Is it just me, or has any other individual found, sadly, that the standard systems of ‘cheerful considerations’ haven’t been showing their cravings?
What’s more, for those of you who’ve found that to be the situation, a) I’m so grieved and b) have any of you likewise found that there was a period (or three or nine) where you showed a craving utilizing unadulterated fury as the business as usual – maybe without acknowledging it at that point? Think back….
Gracious please! Without a doubt I can’t be the one to focus on?
Doesn’t it just contradict ordinary ‘positive reasoning’ lessons?
Indeed. Indeed, it does.
So what gives – and where do individuals like me (‘us’?) fit into the more prominent plan of New Age ways of thinking in this ‘showing wants’ business?
I have positively no clue and no replies, however I can describe no less than four events where, looking back and thinking back over old diary passages, unadulterated fury fuelled the focal point of my longings and they showed inside only weeks – and once, that I can review, immediately.
Notwithstanding, the occasions where I’ve endeavored to use one or other New Age technique, I’ve felt extremely particular, inner, ‘gracious get genuine, will you!’ energies, and it rather should be obvious that nothing occurred.
No, I haven’t won a lottery (at this point *grin*), yet an ex accomplice, struck by these ‘phenomenal’ signs, asked me to go after a lottery win. Obviously, at that point, neither of us thought to consider what was supporting them up; we’d only thought back over my diary sections, saw what I’d recorded, wondered about how every one showed in minute detail so rapidly (inside half a month – the longest required a month and a half), and expected that all I needed to do was work out what I needed – and – hello, voila!
Ex-accomplice was somewhat of a soothsaying wizz thus took out his trusty Ephemeris one day (before we had a pc), wondering for no specific reason, to check planetary viewpoints against my natal diagram on the dates I’d composed the passages (I as a rule put the date and time before every section). There was one viewpoint that appeared to be available in each occasion (I don’t recollect what it was currently), yet when he estimate the following ‘positive’ angle and requested that I rehash it, this time for a lottery win – all things considered, no prizes for speculating that it essentially didn’t work (joke expected).
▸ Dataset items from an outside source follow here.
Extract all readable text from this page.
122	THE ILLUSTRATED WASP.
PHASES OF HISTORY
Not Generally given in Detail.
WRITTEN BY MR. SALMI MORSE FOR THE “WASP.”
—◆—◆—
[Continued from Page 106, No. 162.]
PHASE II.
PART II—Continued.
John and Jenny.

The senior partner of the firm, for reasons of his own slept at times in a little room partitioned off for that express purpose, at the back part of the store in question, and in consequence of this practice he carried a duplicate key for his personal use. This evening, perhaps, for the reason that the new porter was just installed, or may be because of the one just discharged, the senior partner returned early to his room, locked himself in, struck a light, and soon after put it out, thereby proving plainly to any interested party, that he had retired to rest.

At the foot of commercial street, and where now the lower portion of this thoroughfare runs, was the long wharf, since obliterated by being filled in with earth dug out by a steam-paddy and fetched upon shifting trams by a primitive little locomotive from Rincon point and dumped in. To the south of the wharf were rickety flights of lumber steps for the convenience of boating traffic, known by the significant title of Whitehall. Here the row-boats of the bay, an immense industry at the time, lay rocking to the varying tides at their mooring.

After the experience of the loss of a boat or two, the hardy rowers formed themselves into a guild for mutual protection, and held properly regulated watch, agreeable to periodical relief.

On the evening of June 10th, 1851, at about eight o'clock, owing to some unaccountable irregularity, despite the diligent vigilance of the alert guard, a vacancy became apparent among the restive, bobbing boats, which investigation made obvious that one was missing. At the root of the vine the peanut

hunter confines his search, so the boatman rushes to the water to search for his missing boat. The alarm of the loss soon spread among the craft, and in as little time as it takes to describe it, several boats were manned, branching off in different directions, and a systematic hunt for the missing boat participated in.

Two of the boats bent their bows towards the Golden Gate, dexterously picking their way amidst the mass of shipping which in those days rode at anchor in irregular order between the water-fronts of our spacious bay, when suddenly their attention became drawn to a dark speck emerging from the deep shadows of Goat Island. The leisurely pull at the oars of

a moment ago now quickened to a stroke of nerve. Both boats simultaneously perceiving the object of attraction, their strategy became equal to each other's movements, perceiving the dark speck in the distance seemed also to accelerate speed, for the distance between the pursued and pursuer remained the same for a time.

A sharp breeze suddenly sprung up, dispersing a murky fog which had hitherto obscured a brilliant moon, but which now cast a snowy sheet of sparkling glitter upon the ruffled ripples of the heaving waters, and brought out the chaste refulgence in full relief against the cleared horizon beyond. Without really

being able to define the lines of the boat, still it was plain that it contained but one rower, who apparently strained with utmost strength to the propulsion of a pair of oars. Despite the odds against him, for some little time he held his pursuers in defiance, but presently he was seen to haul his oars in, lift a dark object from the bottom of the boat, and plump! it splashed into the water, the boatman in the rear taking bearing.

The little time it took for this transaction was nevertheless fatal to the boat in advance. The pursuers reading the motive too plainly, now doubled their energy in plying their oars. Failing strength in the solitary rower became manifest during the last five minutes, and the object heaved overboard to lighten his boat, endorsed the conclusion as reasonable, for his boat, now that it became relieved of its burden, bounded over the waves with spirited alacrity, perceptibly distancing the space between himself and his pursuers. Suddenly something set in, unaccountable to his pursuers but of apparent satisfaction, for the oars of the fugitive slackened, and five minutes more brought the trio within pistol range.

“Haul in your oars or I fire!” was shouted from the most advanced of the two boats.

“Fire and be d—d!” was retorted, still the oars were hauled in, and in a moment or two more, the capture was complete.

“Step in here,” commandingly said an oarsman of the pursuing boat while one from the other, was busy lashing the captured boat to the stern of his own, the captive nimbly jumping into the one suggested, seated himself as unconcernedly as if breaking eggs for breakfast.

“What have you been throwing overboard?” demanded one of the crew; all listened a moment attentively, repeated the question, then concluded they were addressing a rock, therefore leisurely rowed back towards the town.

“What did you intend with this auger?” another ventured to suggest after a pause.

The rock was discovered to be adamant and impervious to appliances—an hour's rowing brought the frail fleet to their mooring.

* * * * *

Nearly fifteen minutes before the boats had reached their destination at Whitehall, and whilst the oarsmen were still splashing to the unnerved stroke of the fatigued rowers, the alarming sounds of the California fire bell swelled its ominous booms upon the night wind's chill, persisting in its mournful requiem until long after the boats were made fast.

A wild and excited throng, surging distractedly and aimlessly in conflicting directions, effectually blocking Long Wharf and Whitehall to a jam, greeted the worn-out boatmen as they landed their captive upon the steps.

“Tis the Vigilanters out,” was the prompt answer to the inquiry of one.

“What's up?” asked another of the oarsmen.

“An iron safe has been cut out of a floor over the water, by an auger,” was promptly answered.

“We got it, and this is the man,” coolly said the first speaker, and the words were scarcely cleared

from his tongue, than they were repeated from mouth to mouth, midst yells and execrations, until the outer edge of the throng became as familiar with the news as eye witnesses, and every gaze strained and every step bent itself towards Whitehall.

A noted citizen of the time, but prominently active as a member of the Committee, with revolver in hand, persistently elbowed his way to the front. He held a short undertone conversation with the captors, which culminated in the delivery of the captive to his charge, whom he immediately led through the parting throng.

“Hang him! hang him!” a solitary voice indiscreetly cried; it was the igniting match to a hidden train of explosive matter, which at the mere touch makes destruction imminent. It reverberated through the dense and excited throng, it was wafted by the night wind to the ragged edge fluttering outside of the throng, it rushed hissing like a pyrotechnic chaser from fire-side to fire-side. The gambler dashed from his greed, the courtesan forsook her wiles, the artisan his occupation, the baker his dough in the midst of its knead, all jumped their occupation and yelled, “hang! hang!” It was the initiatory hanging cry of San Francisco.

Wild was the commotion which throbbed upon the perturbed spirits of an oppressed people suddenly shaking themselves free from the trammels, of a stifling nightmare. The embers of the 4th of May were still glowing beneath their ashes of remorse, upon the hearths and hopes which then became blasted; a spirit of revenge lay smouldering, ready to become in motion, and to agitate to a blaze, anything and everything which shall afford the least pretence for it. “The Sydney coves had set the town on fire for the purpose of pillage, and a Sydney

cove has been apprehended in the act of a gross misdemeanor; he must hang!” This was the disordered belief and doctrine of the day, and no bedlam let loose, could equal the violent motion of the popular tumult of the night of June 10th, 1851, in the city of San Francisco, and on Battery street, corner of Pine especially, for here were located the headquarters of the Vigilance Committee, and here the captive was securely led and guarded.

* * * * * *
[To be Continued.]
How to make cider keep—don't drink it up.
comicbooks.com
The issue was that neither of us thought to consider my enthusiastic state in those examples; it was outrage, increased to the mark of fury. Ideal planetary setups or not, in the event that the fury isn’t there, and assuming it doesn’t coordinate with the craving, nothing will occur.
We were monetarily agreeable at that point, so even had I known about outrage being my ‘enchantment wand’, I’d not have had the option to conjure it, regardless. I basically should feel unadulterated fury for wants to show, it appears. That is fine when it’s unconstrained and very genuine, however have you at any point had a go at constraining yourself to feel genuine, authentic, true blue fury?
So what do I mean by ‘match the journal notebook craving’? Basically, feeling infuriated over a genuine and current situation that I request be changed to a more helpful one. Or then again, having a so exhausted outlook on something that I become totally irritated and request its inverse – recorded as a hard copy – and in minute detail.
For my purposes, there’s little point in craving something that has literally nothing to do with what I’m having an irritated outlook on – for instance – outrage at somebody after a contention – versus needing to move to an alternate area. It doesn’t work that way for me. In the event that I’m furious with somebody, then, at that point, the emphasis would be on a quiet goal (unexpected, when it’s fuelled by rage!). Moreover, assuming I need to move to another area – unadulterated fury over the current area.
And afterward I get my diary and compose, compose, compose! Not ‘satisfies’, yet requests.